C’est avec stupéfaction que les membres du Codhos ont appris le décès soudain d’Anthony Lorry. Il nous manquera cruellement, ainsi qu’à notre association. Il était pour toutes et tous un ami. Il faisait consensus, et c’est rare. On souriait quand on le voyait apparaître, gai, actif et pressé et, bien sûr, on comptait sur lui pour beaucoup de choses, peut-être un peu trop. Il ne disait jamais non, ce qui était sans aucun doute son plus grand défaut. Alors on n’hésitait pas : on lui demandait de vérifier une collection, d’envoyer un document numérisé, ou de rechercher une obscure petite brochure, on lui posait une question sur ses chers anarchistes, sur les Le Playsiens (eh oui il en était tout aussi spécialiste) ou sur d’autres champs de l’histoire sociale, on lui demandait de corriger les bugs de notre site Internet ou même, il fut un temps, de développer ce site et de le gérer. Et toujours Anthony répondait, envoyait rapidement le document demandé, réinstallait le plugin défectueux, trouvait la brochure dans un carton du Musée social, consultait ses notices biographiques, vérifiait ses collections ou renseignait de mémoire. Il y avait une sorte de symbiose entre lui et l’admirable fonds documentaire du Cedias-Musée social, dont il s’était, lui qui y avait été lecteur, objecteur de conscience puis bibliothécaire, approprié les moindres aspects, se constituant ainsi un savoir inépuisable qui enrichissait une culture et une sensibilité profondément libertaires. En Afrique il est un proverbe célèbre qui dit : « Quand un vieil homme meurt c’est une bibliothèque qui brûle ». Anthony, quant à lui était un homme jeune mais avec sa mort c’est bien une bibliothèque qui a brûlé.
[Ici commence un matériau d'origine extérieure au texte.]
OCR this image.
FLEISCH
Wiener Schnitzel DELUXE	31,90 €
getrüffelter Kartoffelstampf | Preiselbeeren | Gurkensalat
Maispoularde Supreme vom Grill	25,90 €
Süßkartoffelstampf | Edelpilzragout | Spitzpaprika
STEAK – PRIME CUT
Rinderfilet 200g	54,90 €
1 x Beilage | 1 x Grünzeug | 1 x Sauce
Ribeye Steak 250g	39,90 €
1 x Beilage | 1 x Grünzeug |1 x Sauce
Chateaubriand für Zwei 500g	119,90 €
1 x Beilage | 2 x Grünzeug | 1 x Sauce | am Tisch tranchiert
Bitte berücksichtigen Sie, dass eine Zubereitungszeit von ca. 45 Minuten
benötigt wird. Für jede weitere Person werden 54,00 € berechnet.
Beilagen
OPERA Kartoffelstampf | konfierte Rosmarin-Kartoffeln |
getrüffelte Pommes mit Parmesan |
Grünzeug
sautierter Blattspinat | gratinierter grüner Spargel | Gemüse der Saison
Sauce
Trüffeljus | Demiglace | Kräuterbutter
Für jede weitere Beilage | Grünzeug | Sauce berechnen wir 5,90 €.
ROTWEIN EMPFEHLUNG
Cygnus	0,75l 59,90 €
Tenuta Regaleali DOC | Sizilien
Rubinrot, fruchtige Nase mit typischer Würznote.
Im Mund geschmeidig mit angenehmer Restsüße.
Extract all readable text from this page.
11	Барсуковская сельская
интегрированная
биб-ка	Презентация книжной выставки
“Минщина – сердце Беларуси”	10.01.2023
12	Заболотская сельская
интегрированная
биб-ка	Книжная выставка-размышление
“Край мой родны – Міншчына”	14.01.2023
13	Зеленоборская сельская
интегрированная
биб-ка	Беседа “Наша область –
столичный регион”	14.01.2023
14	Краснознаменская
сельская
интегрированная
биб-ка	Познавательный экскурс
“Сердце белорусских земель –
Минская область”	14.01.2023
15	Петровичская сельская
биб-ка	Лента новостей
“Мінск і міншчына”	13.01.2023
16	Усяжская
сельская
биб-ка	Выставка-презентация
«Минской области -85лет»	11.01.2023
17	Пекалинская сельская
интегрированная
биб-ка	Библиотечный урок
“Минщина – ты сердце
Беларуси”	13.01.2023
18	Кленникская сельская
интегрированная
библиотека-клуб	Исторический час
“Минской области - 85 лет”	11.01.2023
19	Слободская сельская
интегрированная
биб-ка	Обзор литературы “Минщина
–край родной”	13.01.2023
Anthony fut aussi le premier secrétaire du Codhos. Il participa dès le tout début aux activités de notre association, dont La première réunion s’était d’ailleurs tenue au Musée social, qui en est resté le siège. C’est Anthony qui mit au point le premier fichier qui permit de répertorier puis de numériser les divers documents afférents aux congrès du monde ouvrier. Cela n’a peut-être l’air de rien mais c’est le travail qui fit démarrer le Codhos : ce projet commun où chacun s’investit, au-delà des appartenances politiques ou syndicales, souda le collectif. Et Anthony, outre son propre travail de repérage, écrivit de nombreuses notices dans l’inventaire des Congrès du monde ouvrier en France (1870-1940) premier ouvrage des collections Codhos. Il ne s’agit pas ici d’énumérer toutes les activités qu’il mena au sein du collectif, il y aurait trop à dire. Mais il faut quand même citer, pour mémoire, l’Inventaire de la presse socialiste, troisième volume de la collection Codhos qui lui doit beaucoup alors même que son nom n’apparaît qu’en petits caractères au verso de la couverture. C’était cela aussi Anthony : travailler et encore travailler mais sans jamais se mettre en avant. A l’époque et pour ce volume une préface fut rédigée qu’il cosigna. La présentation de cet inventaire se tint au CEDIAS en sa présence active. Il s’occupa aussi pour le Codhos de donner corps à la convention passée avec la BNF sur la numérisation des congrès ouvriers, puis des revues. Il fut le référent pour la BNF du Codhos. Dernièrement, sa participation fut active et décisive dans la mise en place de notre nouveau site Internet en 2013.

Ce qui rendait Anthony si précieux dans un Collectif comme le Codhos , c’était une alliance rare de qualités : celles du militant, capable d’enthousiasme ; celles du chercheur capable de publier ; celle de l’érudit toujours disposé à partager généreusement ses connaissances ; celles du technicien capable de bricoler n’importe quel ordinateur ; celles de l’archiviste-bibliothécaire maîtrisant les savoirs bibliothéconomiques les plus pointus; celles aussi du digital humanist , ouvert –et là son tempérament anarchiste jouait surement un rôle – à l’Open access, au partage des documents et de la connaissance sur le web, ouvert aux technologies les plus récentes. La bibliothèque numérique Gallica , et donc un large public de chercheurs ou de curieux, lui doivent beaucoup, car nombre de collections rares concernant l’histoire sociale furent numérisées par ses soins ; Le social history portal aussi, expérience internationale unique dans le champ du social , dans lequel il versa récemment la totalité du catalogue du Musée social. Il est rare, précieux et exceptionnel de trouver ces qualités chez un même individu. Anthony était bien un être rare, précieux et exceptionnel.